Cruise lines entertain other superstitions, like appointing godmothers to bless new vessels and ensure the safety of passengers and crew. They also hold naming ceremonies in which a bottle of champagne is smashed against the hull of a new ship for good luck. If the bottle fails to break, the vessel will, according to superstition, have bad luck. These days, cruise lines use mechanical devices to ensure that does not happen.

There are typically more than 1,000 crew members on board large cruise ships, and while they spend most of their time serving passengers, there are several areas on the lower decks designated for them to unwind.

The facilities vary from ship to ship, but there are usually small pools in the ship’s bow exclusively for crew members, as well as restaurants, bars and recreational areas like game rooms and gyms. The designated bar, a central social hub for employees after they have finished their shifts, often hosts live music and events in the evening.

Royal Caribbean’s Icon of the Seas, the world’s largest cruise ship, has an entire “neighborhood” dedicated to its 2,300 crew members, with a clubhouse that has massage chairs and virtual balconies — large screens that show real-time views from outside — as well as a restaurant with portholes looking out to the ocean.

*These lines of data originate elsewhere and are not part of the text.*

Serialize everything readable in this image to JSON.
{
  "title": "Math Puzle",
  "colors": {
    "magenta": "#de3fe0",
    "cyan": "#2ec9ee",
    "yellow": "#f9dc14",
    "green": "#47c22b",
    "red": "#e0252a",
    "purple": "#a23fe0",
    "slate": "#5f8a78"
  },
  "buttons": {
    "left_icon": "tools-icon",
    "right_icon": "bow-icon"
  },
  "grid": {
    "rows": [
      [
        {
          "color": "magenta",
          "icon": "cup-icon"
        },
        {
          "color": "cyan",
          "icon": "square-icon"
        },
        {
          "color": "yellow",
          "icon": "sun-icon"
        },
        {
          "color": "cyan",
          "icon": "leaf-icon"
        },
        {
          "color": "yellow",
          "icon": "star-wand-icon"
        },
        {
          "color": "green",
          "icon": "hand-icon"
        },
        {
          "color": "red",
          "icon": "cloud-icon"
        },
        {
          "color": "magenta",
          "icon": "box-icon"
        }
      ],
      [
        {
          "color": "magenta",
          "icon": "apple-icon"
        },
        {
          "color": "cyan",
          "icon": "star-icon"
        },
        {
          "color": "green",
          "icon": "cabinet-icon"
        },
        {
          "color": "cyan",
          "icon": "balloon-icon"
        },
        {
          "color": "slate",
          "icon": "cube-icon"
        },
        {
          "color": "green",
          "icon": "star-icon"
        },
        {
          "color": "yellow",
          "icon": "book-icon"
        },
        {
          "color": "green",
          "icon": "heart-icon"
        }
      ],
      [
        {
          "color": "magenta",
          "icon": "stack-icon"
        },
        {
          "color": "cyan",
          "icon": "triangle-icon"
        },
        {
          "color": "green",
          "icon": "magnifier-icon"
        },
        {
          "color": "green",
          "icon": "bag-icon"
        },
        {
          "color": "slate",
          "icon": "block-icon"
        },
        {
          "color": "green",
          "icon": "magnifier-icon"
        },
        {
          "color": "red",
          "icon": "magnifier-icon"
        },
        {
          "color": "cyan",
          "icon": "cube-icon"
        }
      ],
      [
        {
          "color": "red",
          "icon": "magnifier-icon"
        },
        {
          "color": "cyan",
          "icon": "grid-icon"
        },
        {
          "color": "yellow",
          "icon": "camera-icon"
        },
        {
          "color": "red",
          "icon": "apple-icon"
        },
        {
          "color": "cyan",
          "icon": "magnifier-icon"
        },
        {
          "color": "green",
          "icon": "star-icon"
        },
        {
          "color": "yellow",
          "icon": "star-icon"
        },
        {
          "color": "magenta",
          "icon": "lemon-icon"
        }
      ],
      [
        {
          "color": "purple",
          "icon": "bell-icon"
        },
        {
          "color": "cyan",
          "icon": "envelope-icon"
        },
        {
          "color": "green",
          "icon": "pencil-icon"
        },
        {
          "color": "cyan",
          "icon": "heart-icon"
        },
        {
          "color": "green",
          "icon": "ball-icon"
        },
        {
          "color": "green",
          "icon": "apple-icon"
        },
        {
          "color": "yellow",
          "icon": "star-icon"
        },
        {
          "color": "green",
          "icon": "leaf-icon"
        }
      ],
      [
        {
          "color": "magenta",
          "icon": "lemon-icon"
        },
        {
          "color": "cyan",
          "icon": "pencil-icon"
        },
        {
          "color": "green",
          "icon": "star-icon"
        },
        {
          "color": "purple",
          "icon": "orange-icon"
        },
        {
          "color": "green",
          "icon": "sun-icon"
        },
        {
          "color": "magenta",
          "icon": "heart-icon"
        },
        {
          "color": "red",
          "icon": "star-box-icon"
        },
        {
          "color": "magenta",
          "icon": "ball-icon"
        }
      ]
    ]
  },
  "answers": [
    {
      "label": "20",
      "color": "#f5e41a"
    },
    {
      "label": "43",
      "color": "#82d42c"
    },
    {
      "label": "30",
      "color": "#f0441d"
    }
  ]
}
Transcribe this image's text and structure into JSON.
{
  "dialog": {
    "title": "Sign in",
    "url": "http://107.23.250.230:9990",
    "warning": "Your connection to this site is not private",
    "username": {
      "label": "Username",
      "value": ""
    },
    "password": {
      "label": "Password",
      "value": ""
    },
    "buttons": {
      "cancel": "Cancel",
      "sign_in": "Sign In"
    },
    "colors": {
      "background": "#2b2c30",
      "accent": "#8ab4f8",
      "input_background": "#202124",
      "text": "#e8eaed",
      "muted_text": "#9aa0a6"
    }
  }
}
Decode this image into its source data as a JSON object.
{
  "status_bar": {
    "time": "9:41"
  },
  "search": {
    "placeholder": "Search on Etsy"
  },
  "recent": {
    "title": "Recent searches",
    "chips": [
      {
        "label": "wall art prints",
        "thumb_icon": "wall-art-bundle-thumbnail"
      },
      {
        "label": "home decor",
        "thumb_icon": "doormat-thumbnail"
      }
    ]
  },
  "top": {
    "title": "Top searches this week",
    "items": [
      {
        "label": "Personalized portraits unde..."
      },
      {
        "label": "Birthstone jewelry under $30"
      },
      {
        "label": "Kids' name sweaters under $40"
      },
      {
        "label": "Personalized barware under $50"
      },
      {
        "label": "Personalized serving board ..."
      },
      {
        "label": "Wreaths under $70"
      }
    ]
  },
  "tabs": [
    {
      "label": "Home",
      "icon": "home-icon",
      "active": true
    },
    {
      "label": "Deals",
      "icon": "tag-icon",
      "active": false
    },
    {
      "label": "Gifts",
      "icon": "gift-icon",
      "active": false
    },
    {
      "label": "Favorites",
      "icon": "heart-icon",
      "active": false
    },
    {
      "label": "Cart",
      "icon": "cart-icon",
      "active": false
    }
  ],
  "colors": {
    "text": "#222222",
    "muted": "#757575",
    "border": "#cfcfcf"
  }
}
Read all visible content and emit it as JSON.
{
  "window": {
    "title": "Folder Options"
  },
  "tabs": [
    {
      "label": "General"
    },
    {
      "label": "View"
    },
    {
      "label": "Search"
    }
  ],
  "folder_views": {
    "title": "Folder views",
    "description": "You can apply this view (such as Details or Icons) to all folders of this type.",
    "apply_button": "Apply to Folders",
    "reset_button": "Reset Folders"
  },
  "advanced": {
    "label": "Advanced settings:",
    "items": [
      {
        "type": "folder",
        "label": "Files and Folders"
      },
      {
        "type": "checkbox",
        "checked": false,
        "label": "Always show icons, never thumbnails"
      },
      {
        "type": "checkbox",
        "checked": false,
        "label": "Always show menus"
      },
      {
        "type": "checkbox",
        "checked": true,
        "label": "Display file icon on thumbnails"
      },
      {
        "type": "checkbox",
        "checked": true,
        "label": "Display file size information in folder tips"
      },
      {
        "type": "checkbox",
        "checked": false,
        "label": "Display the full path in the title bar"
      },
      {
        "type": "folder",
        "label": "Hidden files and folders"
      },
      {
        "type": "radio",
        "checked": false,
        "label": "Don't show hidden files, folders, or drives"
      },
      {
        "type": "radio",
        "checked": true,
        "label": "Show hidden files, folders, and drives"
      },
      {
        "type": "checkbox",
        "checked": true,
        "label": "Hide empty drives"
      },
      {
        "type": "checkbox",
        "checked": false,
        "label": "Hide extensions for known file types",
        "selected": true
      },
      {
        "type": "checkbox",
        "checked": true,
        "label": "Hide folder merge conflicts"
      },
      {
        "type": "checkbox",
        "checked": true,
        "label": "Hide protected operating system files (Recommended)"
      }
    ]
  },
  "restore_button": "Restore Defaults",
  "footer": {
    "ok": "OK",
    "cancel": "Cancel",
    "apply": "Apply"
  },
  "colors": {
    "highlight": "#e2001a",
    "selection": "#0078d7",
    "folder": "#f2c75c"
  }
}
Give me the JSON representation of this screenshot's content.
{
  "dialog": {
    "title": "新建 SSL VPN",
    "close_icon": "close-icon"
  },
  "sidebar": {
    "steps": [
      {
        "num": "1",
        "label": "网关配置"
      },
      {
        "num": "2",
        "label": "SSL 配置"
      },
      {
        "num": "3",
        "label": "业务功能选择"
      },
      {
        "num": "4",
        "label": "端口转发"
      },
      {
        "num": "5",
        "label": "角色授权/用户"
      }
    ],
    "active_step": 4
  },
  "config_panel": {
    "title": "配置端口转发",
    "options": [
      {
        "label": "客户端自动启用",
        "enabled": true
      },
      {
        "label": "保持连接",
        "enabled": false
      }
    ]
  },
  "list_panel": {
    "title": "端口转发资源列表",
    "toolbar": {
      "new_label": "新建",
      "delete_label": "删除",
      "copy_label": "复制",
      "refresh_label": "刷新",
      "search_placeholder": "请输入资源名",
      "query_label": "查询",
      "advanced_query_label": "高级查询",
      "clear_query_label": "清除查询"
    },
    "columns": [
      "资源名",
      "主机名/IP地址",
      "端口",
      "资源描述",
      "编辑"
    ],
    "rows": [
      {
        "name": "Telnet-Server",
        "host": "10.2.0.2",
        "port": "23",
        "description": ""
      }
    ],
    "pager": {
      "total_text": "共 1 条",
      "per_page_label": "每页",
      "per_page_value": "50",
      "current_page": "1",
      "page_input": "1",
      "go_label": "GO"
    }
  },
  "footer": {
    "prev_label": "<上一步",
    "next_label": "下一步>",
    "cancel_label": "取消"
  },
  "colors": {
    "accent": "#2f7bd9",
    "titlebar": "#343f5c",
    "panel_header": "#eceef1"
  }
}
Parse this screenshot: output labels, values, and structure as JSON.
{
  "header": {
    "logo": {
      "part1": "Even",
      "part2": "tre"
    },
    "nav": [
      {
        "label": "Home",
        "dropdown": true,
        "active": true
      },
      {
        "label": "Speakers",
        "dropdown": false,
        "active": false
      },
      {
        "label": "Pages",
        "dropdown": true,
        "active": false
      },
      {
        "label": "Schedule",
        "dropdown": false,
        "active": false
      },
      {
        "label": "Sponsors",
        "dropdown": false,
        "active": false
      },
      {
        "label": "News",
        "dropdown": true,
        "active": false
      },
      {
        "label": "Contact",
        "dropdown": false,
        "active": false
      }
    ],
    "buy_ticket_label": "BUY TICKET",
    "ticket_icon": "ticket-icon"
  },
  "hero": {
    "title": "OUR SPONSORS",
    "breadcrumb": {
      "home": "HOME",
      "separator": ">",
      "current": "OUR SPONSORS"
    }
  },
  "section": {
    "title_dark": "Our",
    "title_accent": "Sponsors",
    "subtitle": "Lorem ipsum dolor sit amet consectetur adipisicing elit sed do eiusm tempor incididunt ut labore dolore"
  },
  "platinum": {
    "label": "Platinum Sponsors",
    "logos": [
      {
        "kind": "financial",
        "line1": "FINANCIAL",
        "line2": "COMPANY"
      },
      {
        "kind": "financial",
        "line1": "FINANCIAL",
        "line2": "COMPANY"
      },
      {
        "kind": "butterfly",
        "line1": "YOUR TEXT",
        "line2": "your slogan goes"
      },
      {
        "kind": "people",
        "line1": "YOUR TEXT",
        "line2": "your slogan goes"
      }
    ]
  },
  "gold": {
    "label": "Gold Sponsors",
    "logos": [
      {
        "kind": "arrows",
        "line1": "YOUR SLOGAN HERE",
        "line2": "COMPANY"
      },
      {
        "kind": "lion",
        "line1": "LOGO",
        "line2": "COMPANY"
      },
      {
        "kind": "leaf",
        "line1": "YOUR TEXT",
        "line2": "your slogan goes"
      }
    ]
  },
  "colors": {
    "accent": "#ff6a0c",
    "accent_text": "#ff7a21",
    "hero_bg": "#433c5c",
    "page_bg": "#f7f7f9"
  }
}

With all-inclusive beverage packages and countless bars, cruise ships can be a tough environment for guests in recovery. Many cruise lines offer daily Alcoholics Anonymous meetings that are usually scheduled as “Friends of Bill W.,” a reference to William Wilson, who co-founded the A.A. program in 1935.

The meetings are usually held in a quiet place like the library, where guests can feel comfortable and maintain their anonymity. They are also open to other support group members, like Women for Sobriety and Narcotics Anonymous.